Кривоколенный переулок, или Моя счастливая юность - стр. 6
Вот так, обходилось до поры до времени. Но – не обошлось.
И мама со старшей сестрою колотили раз в шесть месяцев фанерный ящичек, закладывали туда то, что разрешено. И еще и мама, и тетя Оня запихивали в копченую колбасу колечки. Пока они не закончились.
Но! Все доходило, и Полина знала, чем делиться и с кем. И это тетку спасло. Она была на одном месте, в Нижнем Тагиле, и на этапы ее не дергали. А это – сохранение жизни. Ибо что такое этап – лучше не рассказывать.
Но жизнь мчалась вперед и вперед. Неотвратимо подступала юность.
Мне с юностью повезло – она не была студенческая.
А вот что было.
Одиночество
Весной 1951 года, сдав выпускные экзамены, мы, ученики десятых классов, «пошли в жизнь».
То есть все почему-то должны были поступить в институты. Родители волновались. Легче было, ежели после войны уцелели отцы. В семьях шла тихая, но неизменная суета. Поднимали старые связи. Искали новые. Из хранившихся невесть где коробочек доставались сувениры, колечки разные, цепочки. Да что говорить, в ход шло все.
Не буду описывать, куда и, главное, зачем поступал. Эх, эх, где вы – взрослые, доброжелательные, умудренные жизненным опытом советчики. Нету!
Поэтому экзамены я сдал. Баллы – недобрал, один балл. Как сейчас помню, нужно было 19, а у меня получалось 18.
Но я как-то трагедию из этого не делал. Планы были, соответственно развитию, идиотские. Например – иду в армию. После службы гордо поступлю в любой вуз, так как отслуживших в Советской армии принимали без конкурса. Ну и еще масса подобных глупейших мыслей вращалась в моей совершенно незрелой голове.
Однако ходил на тренировки, и вроде время шло и шло.
Правда, вскоре я с удивлением увидел, что телефон мой молчит. Пацаны во двор не вызывают и никаких интересных предложений не делают.
Вот те на!
Игорек отвечал – у него лабораторные.
Жека сообщал – не могу, готовлюсь к коллоквиуму.
Сашка занят безмерно. Помимо каких-то контрольных нужно встречаться с девочками. И почему-то не с одной, как было у нас принято, а сразу с тремя. Понять можно – мы все учились в мужских школах. Равно как девы – в женских.

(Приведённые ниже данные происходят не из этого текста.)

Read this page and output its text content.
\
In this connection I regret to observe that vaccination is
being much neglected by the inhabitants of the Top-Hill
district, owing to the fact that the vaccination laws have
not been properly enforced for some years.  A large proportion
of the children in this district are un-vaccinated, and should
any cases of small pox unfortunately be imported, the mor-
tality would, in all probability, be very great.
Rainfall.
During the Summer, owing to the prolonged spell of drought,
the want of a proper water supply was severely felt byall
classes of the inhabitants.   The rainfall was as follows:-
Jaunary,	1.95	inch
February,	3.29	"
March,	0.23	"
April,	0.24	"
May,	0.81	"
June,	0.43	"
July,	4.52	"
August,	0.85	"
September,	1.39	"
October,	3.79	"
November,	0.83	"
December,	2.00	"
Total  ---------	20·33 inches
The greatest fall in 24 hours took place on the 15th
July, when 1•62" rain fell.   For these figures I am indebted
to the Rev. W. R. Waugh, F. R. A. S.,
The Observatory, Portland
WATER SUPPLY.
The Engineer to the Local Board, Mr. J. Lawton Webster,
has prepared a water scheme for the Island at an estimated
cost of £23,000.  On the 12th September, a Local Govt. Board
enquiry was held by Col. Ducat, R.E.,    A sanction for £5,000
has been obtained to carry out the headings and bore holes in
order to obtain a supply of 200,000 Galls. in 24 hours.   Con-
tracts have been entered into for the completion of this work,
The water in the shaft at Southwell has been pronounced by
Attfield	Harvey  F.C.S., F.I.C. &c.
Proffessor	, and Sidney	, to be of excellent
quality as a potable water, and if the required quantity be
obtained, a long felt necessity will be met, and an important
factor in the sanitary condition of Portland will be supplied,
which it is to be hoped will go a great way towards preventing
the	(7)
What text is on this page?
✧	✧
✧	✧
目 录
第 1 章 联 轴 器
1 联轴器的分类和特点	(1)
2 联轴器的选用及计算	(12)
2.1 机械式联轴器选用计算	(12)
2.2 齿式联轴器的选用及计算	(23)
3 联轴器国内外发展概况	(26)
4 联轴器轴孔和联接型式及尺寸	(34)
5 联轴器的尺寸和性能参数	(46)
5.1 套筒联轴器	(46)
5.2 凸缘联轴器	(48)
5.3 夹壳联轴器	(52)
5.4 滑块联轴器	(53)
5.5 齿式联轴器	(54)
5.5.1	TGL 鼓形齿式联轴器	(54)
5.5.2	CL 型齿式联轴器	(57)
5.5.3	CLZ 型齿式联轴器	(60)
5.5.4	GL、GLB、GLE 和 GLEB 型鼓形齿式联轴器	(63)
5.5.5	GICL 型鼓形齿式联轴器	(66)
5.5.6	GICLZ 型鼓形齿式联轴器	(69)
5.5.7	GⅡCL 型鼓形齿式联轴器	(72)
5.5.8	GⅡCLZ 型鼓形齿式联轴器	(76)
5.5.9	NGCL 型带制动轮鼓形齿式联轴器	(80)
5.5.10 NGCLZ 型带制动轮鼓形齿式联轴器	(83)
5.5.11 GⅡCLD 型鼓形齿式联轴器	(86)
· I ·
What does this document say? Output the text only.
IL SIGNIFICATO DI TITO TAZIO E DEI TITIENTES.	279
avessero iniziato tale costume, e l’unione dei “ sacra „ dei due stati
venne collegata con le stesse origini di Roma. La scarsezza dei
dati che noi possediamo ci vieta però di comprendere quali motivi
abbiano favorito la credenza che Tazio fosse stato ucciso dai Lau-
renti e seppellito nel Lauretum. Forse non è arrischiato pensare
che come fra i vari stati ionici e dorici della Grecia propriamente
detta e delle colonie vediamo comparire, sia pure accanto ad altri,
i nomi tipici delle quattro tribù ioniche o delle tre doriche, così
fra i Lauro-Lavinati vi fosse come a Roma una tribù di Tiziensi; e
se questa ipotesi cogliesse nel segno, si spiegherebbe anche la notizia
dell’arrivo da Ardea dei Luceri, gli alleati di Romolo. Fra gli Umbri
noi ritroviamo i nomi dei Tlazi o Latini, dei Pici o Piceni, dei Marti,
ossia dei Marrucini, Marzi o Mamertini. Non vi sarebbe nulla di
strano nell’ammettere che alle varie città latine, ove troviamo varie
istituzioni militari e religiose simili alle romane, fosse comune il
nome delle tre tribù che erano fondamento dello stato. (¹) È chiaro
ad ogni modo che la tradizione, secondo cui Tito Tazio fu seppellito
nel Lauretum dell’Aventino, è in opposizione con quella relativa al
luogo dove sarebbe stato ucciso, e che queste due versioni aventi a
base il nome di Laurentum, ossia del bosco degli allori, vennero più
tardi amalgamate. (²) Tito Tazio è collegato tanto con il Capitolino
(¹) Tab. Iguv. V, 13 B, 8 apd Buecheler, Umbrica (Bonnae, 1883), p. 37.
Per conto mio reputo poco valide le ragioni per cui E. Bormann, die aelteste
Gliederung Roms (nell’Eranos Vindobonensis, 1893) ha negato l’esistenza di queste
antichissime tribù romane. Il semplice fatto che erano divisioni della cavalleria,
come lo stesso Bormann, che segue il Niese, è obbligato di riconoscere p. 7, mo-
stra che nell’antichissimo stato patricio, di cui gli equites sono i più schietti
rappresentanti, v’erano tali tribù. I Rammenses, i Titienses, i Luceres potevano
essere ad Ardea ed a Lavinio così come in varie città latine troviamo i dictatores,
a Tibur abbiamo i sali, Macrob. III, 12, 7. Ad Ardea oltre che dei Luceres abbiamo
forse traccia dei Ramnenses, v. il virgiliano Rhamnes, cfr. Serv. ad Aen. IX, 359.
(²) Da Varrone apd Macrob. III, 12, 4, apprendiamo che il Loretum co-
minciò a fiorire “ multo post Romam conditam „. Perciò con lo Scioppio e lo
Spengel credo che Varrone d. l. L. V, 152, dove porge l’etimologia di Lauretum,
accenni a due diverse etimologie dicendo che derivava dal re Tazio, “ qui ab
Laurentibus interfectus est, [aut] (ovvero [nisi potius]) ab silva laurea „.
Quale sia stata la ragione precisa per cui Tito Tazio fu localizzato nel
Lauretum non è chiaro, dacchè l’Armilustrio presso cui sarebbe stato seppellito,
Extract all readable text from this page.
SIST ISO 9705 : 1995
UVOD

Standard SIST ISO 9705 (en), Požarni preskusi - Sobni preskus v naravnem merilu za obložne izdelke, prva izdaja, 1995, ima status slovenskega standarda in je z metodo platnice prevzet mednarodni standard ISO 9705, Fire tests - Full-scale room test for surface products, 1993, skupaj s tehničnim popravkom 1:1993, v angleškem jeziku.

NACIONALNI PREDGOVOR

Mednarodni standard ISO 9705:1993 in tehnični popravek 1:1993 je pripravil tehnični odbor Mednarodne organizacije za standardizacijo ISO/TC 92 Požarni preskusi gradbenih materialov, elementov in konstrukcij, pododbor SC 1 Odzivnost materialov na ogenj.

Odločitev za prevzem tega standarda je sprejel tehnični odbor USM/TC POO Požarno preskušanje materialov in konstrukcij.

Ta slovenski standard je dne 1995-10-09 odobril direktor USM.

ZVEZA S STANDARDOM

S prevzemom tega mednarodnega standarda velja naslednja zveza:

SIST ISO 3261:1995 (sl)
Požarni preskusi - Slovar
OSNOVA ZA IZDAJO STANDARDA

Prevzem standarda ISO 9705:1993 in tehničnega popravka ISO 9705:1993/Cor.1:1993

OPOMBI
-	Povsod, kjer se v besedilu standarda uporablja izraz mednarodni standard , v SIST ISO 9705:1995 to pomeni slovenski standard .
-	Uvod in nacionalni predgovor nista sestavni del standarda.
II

А тут – вместе на лекциях. Вместе лабораторные. И еще мелкие просьбы, типа: «Ой, мальчики, подержите штатив. Что-то вот эта колба шатается».
Так все и начиналось – с колб и пробирок, пипеток, практики и… пошло-поехало. Я это почувствовал сразу – ребятам не до меня. Неожиданно стал им не нужен. Уж позднее понял – нет, не твердая, не крепкая, не пацанская была наша дружба. А сплоченная двором да скрашенная футболом.
Я бродил по двору и переулкам московским. Мысли в голове мчались. Одна глупее другой. О том, как устраиваться в такой, казалось раньше, безмятежной жизни.